© WIM KEMPENAERS

Eindelijk gehoord

Ik had eigenlijk veel schrik om bij u te komen vandaag, dokter, bekent Lucine. Door haar gevoelsreflectie weet ik al wat het doel van deze consultatie is. Deze 70-jarige dame komt benzodiazepines vragen, de welbekende kalmeer- en slaapmiddelen.

Tijdens een vorige consultatie vroeg ze al een voorschrift voor haar vast slaappilletje, dat haar vorige huisarts had opgestart. Nadat ze verhuisde naar een serviceflat buiten zijn regio, kon hij haar niet blijven opvolgen. Op zoek naar een nieuwe huisarts, kwam ze bij mij terecht.

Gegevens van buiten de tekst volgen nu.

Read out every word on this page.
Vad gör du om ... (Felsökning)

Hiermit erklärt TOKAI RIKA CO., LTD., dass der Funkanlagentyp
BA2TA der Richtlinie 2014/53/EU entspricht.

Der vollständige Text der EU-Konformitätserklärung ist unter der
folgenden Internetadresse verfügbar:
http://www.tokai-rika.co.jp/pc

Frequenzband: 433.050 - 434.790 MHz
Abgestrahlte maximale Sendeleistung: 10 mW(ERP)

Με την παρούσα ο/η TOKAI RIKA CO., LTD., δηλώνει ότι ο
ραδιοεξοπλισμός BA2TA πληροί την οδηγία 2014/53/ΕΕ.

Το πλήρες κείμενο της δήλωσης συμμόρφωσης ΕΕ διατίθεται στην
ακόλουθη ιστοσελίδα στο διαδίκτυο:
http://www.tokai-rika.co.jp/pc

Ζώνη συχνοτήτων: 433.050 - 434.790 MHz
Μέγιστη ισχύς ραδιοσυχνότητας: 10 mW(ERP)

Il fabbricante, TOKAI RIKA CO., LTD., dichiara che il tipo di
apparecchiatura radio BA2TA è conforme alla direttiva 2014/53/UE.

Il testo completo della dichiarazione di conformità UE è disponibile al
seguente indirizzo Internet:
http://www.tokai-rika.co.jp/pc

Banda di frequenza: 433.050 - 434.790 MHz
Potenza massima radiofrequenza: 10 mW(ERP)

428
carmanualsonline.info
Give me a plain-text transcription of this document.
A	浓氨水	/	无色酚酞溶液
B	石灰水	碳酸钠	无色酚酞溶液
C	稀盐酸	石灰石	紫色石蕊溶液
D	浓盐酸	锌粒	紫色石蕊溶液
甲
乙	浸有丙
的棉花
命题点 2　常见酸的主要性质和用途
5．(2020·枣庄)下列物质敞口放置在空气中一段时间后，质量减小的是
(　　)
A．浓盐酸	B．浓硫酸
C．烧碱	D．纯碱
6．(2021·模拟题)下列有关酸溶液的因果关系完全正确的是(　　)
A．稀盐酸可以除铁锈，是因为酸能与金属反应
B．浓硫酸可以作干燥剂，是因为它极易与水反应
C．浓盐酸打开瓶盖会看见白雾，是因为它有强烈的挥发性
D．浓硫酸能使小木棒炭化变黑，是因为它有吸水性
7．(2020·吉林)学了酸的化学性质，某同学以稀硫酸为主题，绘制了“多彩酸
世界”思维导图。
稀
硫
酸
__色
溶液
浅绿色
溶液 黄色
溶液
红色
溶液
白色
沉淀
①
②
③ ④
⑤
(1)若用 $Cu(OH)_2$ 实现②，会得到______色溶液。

Soms lijkt ze daar niet tevreden mee: ‘Die andere dokter maakte geen problemen van die pilletjes, waarom u wel?’

Ik heb verschillende redenen. Om te beginnen is het duidelijk hoe afhankelijk ze van deze medicatie is. Alleen al het idee zonder te vallen, zorgt voor een haast blinde paniek, die zich uit in een bijna agressieve houding naar onze secretariaatsmedewerkers. Ten tweede merkte ik dat ze steeds meer pilletjes per avond innam ‘want ze werken niet meer zo goed’. De toenemende dosisverhoging lag wellicht aan de basis van de verschillende valincidenten die ik kon terugvinden in haar dossier. Met haar osteoporose zorgt dat op haar leeftijd voor een hoog botbreuk- en bloedingsrisico. Deze gevolgen bespraken we grondig tijdens de vorige consultatie. Omdat Lucine haar levenskwaliteit zoveel mogelijk wil beschermen, stemde ze in met een afbouwschema. Nu blijkt ze daar nog niet aan begonnen. Integendeel: ik zie in een recent verslag van de wachtpost dat ze daar nog extra voorschriftjes heeft gevraagd.

Die andere dokter maakte geen problemen van die slaappilletjes, waarom u wel?

Haar slaapmedicatie werd door de jaren heen een verslaving. En ondanks de dagelijkse inname, slaapt Lucine nog steeds niet goed. Ook dat is niet verwonderlijk: de pilletjes zorgen immers voor een versneld inslapen, maar brengen je niet in een diepe slaap. Hierdoor word je ’s nachts gemakkelijker opnieuw wakker. ‘En piekeren dat ik dan doe!’

Dat piekeren is duidelijk de essentie van haar probleem. Wanneer ik pols of ze zich wel goed voelt, rollen er tranen. Lucine is eenzaam. Haar familie bezorgt haar kopzorgen en komt niet zo vaak op bezoek als ze zou willen. Hierdoor mist ze een klankbord. Zeker nu ze gebroken heeft met de nieuwe liefde van haar leven. Ze maakte deze hartverscheurende beslissing omdat haar kinderen niet achter de relatie stonden. Zo rouwt ze ’s nachts om haar overleden echtgenoot én om de gemiste nieuwe liefdeskans. De slaappil gebruikt ze om haar verdriet te verdoven, maar dat is niet de gezondste oplossing.

Ik suggereer haar een therapeut of psycholoog: iemand waar ze op vaste tijdstippen haar zware gedachten mee kan delen. En hoewel ons kwartiertje er al lang opzit, exploreren we nog sociale activiteiten in de buurt. Ze benadrukt nogmaals dat ze me (te) streng vindt, maar wil toch opnieuw proberen mijn advies ter harte te nemen. ‘Want ik voelde me zonet eindelijk nog eens gehoord!’ Zou hiermee het afbouwschema in gang gezet kunnen worden? Ik ben benieuwd.